Once the practice of art becomes a career like any other, once artists give up their autonomy and become compliant employees and satellites of the economic managerial middleman that they serve, whether consciously or not, they and I will lose our identity as artists. The temptation to regard as freedom what in reality is a disguised tyranny is what keeps art and our society so permanently off balance. It should be obvious that radical art of necessity turns into its opposite when it agrees to play by the rules. At this moment it no longer negates social practice but it complements it and it does preserve the constant status quo. The assimilation of creative ideals into an impersonal calculating, contractual reality indicates the extent to which the realm of the soul and the spirit has been translated by material culture. Such assimilation represents a perversion of the whole idea of individualism to conform to the practices of that money culture. In this transformation, art loses the greater part of its truth. When art sinks to the level of merchandise, it loses its essence. As you can see by that condition, there will be endless compromises and conflicts arising from the fact that aims and standards have been confused beyond anyone’s comprehension.

All this cultural conformism probably supports the assumption that the avant-garde artist, Max Shertz, has become obsolete or irrelevant, but the facts are that my art and other avant-garde creators’ are the future of modern culture and we all depend on the dedication of artists such as myself in order to prevent our falling into that trap.

My posture of alienation from trends is a crucial element among the balance of the forces of society and without it there is nothing to counter the drift towards uniformity and conformity brought about by the bureaucratic administration of art. They are the self determined creative beings who become just another cog in the mechanism which prescribes them a fixed route of march, little men and little women clinging to little jobs, and striving toward bigger ones.

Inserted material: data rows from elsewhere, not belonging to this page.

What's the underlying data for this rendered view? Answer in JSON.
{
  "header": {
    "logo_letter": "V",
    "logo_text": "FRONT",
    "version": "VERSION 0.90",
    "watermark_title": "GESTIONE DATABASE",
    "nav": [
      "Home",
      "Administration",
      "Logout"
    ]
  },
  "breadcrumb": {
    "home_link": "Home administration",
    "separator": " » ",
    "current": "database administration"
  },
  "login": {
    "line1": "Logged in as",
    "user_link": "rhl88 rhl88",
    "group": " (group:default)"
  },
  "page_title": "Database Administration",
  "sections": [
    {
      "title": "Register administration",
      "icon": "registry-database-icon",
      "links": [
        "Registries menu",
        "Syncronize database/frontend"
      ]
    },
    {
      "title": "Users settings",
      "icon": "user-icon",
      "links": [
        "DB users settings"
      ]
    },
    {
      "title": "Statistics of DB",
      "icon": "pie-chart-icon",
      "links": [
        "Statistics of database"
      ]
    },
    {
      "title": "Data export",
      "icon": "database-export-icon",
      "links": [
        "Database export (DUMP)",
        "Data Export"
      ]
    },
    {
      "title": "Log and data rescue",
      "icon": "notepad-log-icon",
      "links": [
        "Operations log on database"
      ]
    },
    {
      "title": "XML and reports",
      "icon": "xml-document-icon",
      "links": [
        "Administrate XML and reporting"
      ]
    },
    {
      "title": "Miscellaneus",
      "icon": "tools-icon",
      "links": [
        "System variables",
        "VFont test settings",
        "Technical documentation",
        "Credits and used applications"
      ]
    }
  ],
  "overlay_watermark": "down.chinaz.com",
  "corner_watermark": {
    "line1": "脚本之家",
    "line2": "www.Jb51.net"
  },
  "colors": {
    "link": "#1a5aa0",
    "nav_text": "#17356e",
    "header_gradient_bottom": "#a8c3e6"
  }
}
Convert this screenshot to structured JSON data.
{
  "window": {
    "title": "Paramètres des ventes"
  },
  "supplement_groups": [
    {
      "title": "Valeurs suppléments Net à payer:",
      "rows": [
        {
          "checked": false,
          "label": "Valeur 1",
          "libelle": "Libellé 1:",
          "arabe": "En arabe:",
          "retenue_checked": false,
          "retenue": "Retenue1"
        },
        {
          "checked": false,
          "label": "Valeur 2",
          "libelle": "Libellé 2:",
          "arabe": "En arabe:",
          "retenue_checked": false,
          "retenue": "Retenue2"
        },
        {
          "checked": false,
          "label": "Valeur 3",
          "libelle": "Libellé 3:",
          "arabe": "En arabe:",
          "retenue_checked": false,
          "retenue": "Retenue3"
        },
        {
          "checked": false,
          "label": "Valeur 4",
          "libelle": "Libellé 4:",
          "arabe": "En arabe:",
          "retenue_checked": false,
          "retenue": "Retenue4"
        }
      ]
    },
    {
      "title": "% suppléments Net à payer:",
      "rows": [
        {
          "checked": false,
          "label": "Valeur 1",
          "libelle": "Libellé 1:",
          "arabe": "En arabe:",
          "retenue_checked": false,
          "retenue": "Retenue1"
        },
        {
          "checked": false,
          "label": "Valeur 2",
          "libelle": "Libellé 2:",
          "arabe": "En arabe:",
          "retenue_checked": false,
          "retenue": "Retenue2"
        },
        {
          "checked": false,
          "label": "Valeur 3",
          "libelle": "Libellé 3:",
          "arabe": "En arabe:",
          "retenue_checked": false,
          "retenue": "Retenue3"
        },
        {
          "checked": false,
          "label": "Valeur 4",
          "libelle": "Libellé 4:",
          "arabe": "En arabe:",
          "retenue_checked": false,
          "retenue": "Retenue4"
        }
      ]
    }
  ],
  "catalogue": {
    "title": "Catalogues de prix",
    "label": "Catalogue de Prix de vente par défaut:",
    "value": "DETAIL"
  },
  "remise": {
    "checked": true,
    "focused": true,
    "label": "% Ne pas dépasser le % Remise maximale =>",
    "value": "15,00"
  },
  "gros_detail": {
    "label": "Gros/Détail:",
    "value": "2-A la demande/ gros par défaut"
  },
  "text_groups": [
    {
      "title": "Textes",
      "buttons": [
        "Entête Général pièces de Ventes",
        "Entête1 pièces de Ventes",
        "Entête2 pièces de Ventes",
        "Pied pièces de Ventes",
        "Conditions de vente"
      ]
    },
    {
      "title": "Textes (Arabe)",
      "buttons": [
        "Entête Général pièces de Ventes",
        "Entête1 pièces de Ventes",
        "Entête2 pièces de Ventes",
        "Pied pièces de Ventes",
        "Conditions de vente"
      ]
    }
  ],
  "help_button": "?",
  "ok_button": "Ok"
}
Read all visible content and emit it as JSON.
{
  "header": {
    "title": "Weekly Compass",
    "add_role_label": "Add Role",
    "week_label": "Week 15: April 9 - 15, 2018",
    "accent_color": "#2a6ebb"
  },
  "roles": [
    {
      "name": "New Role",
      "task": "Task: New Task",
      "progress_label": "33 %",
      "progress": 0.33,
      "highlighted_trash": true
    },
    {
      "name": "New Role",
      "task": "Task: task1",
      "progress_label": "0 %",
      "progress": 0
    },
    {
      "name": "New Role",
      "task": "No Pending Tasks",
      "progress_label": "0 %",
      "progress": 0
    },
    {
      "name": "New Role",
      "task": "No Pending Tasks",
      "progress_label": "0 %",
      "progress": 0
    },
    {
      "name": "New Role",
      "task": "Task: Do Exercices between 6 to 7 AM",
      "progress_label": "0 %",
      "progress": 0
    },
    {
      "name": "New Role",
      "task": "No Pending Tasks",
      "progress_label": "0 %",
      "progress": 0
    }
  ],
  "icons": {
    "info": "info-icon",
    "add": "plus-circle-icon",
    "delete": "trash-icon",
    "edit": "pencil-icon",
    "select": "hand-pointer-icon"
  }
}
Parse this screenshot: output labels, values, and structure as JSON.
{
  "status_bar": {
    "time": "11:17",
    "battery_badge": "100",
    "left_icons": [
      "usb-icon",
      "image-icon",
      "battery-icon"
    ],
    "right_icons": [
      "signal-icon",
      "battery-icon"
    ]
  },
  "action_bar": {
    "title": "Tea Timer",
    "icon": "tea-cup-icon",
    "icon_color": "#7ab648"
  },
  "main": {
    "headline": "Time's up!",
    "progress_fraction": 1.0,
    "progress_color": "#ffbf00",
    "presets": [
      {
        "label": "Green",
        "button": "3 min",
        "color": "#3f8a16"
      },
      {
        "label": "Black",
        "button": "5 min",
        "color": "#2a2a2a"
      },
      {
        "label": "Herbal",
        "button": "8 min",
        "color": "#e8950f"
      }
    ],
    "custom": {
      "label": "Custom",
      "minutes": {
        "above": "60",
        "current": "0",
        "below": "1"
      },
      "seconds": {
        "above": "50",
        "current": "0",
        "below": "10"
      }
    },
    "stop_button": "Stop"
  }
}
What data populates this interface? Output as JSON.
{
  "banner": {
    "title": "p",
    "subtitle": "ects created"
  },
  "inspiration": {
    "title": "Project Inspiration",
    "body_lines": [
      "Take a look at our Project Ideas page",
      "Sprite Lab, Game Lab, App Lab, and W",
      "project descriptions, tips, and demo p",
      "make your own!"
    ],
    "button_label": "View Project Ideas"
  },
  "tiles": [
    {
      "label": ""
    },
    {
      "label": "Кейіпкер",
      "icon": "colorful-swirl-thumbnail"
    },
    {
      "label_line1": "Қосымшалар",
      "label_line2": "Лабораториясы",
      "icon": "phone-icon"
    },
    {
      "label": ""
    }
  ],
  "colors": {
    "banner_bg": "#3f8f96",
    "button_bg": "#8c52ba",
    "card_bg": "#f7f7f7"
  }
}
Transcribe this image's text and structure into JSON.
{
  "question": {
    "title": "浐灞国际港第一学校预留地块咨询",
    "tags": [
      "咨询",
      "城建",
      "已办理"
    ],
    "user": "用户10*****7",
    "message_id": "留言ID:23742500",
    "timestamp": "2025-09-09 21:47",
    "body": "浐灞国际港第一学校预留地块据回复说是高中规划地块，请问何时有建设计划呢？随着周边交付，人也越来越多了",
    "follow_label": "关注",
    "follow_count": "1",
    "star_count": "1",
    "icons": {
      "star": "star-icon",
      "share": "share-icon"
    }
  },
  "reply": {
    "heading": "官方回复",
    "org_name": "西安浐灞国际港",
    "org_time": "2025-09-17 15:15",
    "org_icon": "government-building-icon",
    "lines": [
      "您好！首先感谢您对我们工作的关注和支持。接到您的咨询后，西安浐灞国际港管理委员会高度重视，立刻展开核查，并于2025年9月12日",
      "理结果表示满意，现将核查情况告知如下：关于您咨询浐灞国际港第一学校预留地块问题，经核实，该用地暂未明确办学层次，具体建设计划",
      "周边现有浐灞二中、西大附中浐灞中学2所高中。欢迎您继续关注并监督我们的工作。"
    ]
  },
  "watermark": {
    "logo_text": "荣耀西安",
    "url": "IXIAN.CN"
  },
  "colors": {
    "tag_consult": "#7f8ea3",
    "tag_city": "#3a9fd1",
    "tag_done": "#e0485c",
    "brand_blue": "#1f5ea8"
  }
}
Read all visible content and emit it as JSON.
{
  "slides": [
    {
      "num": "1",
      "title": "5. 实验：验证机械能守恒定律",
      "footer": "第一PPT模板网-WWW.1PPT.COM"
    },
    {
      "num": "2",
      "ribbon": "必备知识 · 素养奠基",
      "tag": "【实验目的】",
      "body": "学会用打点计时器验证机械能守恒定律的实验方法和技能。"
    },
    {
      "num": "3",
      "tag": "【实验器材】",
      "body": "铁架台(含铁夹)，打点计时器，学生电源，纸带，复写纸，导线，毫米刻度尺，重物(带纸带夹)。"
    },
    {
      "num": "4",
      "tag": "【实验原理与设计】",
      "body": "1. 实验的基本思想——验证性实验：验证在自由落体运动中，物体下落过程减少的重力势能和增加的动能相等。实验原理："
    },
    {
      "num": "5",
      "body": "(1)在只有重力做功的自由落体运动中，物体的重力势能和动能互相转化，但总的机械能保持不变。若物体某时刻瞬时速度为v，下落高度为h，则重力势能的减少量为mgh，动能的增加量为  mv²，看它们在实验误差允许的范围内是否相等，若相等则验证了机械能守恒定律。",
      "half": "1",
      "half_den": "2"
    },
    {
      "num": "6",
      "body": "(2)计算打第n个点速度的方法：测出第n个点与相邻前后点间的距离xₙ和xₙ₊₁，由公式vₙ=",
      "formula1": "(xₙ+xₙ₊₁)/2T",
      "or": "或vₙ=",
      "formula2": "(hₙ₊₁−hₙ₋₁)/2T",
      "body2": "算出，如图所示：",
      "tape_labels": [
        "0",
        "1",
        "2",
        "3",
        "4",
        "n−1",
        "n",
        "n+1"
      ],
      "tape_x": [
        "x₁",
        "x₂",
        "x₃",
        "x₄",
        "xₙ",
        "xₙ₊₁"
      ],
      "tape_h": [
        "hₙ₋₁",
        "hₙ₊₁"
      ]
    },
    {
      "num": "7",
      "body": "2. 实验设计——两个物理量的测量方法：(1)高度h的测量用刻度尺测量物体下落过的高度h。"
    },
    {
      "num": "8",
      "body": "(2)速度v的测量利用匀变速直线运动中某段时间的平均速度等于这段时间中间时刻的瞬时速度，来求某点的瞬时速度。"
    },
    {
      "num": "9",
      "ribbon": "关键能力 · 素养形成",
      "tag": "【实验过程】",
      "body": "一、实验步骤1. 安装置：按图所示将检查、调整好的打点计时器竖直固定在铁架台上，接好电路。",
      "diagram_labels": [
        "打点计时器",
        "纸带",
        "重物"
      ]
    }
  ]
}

I want to be a portion of the mankind that is free from this parceling out of the soul, from this bureaucratic way of life. I challenge the established order. Being an artist to me has always meant maintaining a certain independence of mind, not adapting to the competitive performances required for well-being under the established system. Even under the course of intense personal sacrifice I still stand firm and I am alone. The artist I am is characterized by not just by what I do but by how I do it and if there is a solution to my crisis, it will depend on the recovery of my effective and creative individuality to engage with and to resist the tremendous pressures on all of us to play by the rules. What we have lost is not our power of creativity but the ability to determine the psychological and moral imperatives of the economic and political system in which we live. The stress on achievement and economic growth has provoked a crisis for me as an artist. It distorts the ways in which art is valued. It alters the motives for creating it. Please, dig out the truth. Remember one of us is worth and is a match for all of them. If you accept their premise you will walk on your knees for the rest of your life.